Los bebés no pueden estar solos. Son como Maradona. Pero en lugar del séquito de adulones, necesitan el ojo vigilante de un adulto en forma permanente. Día, noche y madrugada. Por lo menos hasta cierta edad. Severino, mi hijo, todavía no alcanzó esa edad en que gozan de cierta autonomía y, a falta de hermanos, primos o niñera en las inmediaciones, requiere la atención full time de sus progenitores gestante y no gestante, para decirlo con un apropiado lenguaje de época. Mamá y papá.
Esto ya lo sabíamos. Quién más, quién menos, todas y todos leemos acerca de lo que vendrá cuando se acerca el primogénito. Pero muy otra cosa es experimentarlo en la propia carne y en la propia agenda. Ya dije que el trabajo independiente y sobre todo escaso me ha permitido estar a cargo de Seve la mayor parte del día. Así que cuando Vera, mi mujer, regresa de las modernas oficinas de la petrolera en la que revista, se ocupa del niño mientras yo me desplazo hacia las tareas de la casa pendientes.
Esta logística elemental sigue el sistema de postas, relevos o guardias, como prefieran llamarlo, y se extiende a las esporádicas salidas, que también son de a uno. Es una estrategia efectiva para evitar la sobredosis de bebé (siempre alguno está de recreo fugaz en la isla adulta), pero conspira hasta la aniquilación contra la vida de pareja. Tanto como el cansancio crónico que conlleva la marca personal de un niño que apenas supera el año y medio.
Un día, mientras tendía la ropa, comprobé que, en un abrir y cerrar de ojos –si fuera paulatino acaso uno presentaría mayor resistencia–, Vera y yo habíamos abandonado los cines, los teatros, los conciertos, los restaurantes, los bares, las casas de los amigos, los sábados de tenis, las conversaciones de sobremesa, las sobremesas, las trasnoches de ópera y vino en el sillón, las trasnoches, los viajes relámpago, las salidas de compras, las caminatas crepusculares y el sexo, entre otras cosas.

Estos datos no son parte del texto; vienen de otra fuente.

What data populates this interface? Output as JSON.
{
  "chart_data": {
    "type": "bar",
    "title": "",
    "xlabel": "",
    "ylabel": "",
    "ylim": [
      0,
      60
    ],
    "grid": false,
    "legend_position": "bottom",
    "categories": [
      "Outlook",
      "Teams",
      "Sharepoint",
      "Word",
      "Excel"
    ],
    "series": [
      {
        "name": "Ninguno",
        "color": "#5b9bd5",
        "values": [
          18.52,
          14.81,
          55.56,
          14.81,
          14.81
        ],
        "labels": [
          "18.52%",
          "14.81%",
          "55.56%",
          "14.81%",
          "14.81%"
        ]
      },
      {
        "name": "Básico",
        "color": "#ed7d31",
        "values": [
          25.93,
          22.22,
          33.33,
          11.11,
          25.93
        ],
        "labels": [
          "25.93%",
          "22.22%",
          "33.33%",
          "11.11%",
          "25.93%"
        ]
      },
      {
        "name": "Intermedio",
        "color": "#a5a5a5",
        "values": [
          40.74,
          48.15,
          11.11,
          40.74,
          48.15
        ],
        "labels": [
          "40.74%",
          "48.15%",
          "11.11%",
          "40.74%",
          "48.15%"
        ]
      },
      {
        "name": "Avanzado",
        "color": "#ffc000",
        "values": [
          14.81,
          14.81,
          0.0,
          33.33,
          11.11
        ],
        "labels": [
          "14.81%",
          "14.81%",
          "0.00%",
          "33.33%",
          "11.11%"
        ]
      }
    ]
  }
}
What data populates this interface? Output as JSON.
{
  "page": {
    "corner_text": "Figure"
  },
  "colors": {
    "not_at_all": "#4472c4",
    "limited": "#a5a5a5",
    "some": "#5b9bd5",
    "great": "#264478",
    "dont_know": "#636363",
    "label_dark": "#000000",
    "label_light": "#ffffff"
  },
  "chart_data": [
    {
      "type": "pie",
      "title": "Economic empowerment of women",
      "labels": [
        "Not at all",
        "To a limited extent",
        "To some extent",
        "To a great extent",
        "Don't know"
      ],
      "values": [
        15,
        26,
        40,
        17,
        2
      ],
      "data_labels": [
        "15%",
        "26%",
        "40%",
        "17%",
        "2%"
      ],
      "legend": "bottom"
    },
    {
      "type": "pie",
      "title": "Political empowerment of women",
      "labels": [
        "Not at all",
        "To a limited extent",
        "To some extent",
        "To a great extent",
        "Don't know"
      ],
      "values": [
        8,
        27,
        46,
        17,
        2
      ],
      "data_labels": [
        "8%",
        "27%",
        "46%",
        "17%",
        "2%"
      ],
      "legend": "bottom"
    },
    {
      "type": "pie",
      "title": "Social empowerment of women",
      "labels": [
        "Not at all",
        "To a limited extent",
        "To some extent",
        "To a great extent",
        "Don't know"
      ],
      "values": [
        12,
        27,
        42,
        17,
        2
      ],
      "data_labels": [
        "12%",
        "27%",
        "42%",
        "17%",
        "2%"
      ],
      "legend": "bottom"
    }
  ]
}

Es en este punto cuando se advierte que la decisión de tener un hijo contempla la inmolación de la pareja. Como la crisálida se vuelve mariposa, las parejas se convierten en familias. Fin de la metamorfosis. Y los quehaceres del amor romántico –los detalles divertidos de este mundo– dan paso a los protocolos de una misión definida como socialmente trascendente. Por lo menos durante un tiempo. Los más experimentados y optimistas dicen, al igual que el filósofo de Sarandí, que todo pasa. Y que, más temprano que tarde, la intensidad de lo íntimo rebrota en el horizonte marital y barre los nubarrones del tedio.
El penúltimo bastión de nuestra pareja consistía en una corta y silenciosa ceremonia. Al regresar del trabajo, Vera se tendía en un sillón y, mientras bebía un té de menta (tiene el intestino irritable), se entregaba a mi masaje de pies, especialidad de la casa. Pero claro, la demanda de Seve convirtió el ejercicio de relax en una tanda de juegos de encastre, a upa, y con Peppa Pig de fondo.
Solo nos queda un ámbito a solas que, tal vez por su inestable periodicidad, zafó del detector infalible de nuestro hijo y por lo tanto se erigió en bandera –esta sí, innegociable– de la privacidad de la pareja. Se trata de la limpieza de la canaleta.
Es una labor seria: si las hojas se acumulan y la obstruyen, el agua que desborda en un día de lluvia puede producir estragos (ya lo ha hecho). Por esta razón, hemos desarrollado un sentido de la reciprocidad que solo existe en los grandes equipos. Vera, desde el llano, orienta mis pasos en lo alto y me alcanza las herramientas necesarias para efectuar el mantenimiento (a decir verdad, un palo que funciona como émbolo en el llamado caño de lluvia). Así como a mí me resulta indispensable su respaldo, sé que yo soy, en estos casos, sus ojos. Desde el techo, reporto escrupulosamente el estado de la canaleta, describo los materiales arrastrados por el viento (además de hojas, se amontona una pelusa amarilla que desprenden los árboles, también algún papel) y el estado de la malla de alambre que debería actuar como filtro.
Más allá del texto pedestre de la escena, se darán cuenta de que la posición de ambos remite a balcones clásicos y serenatas, la quintaescencia del idilio. Quizá por eso, a veces noto cierta resonancia amorosa, cuando no erótica, en ese diálogo doméstico que viaja entre el techo y el piso. Connotaciones, sentidos agregados a las palabras triviales. En los momentos de zozobra conyugal, en lugar de pensar en un viaje que repita esplendores pasados, ahora me digo que siempre nos queda la limpieza de la canaleta.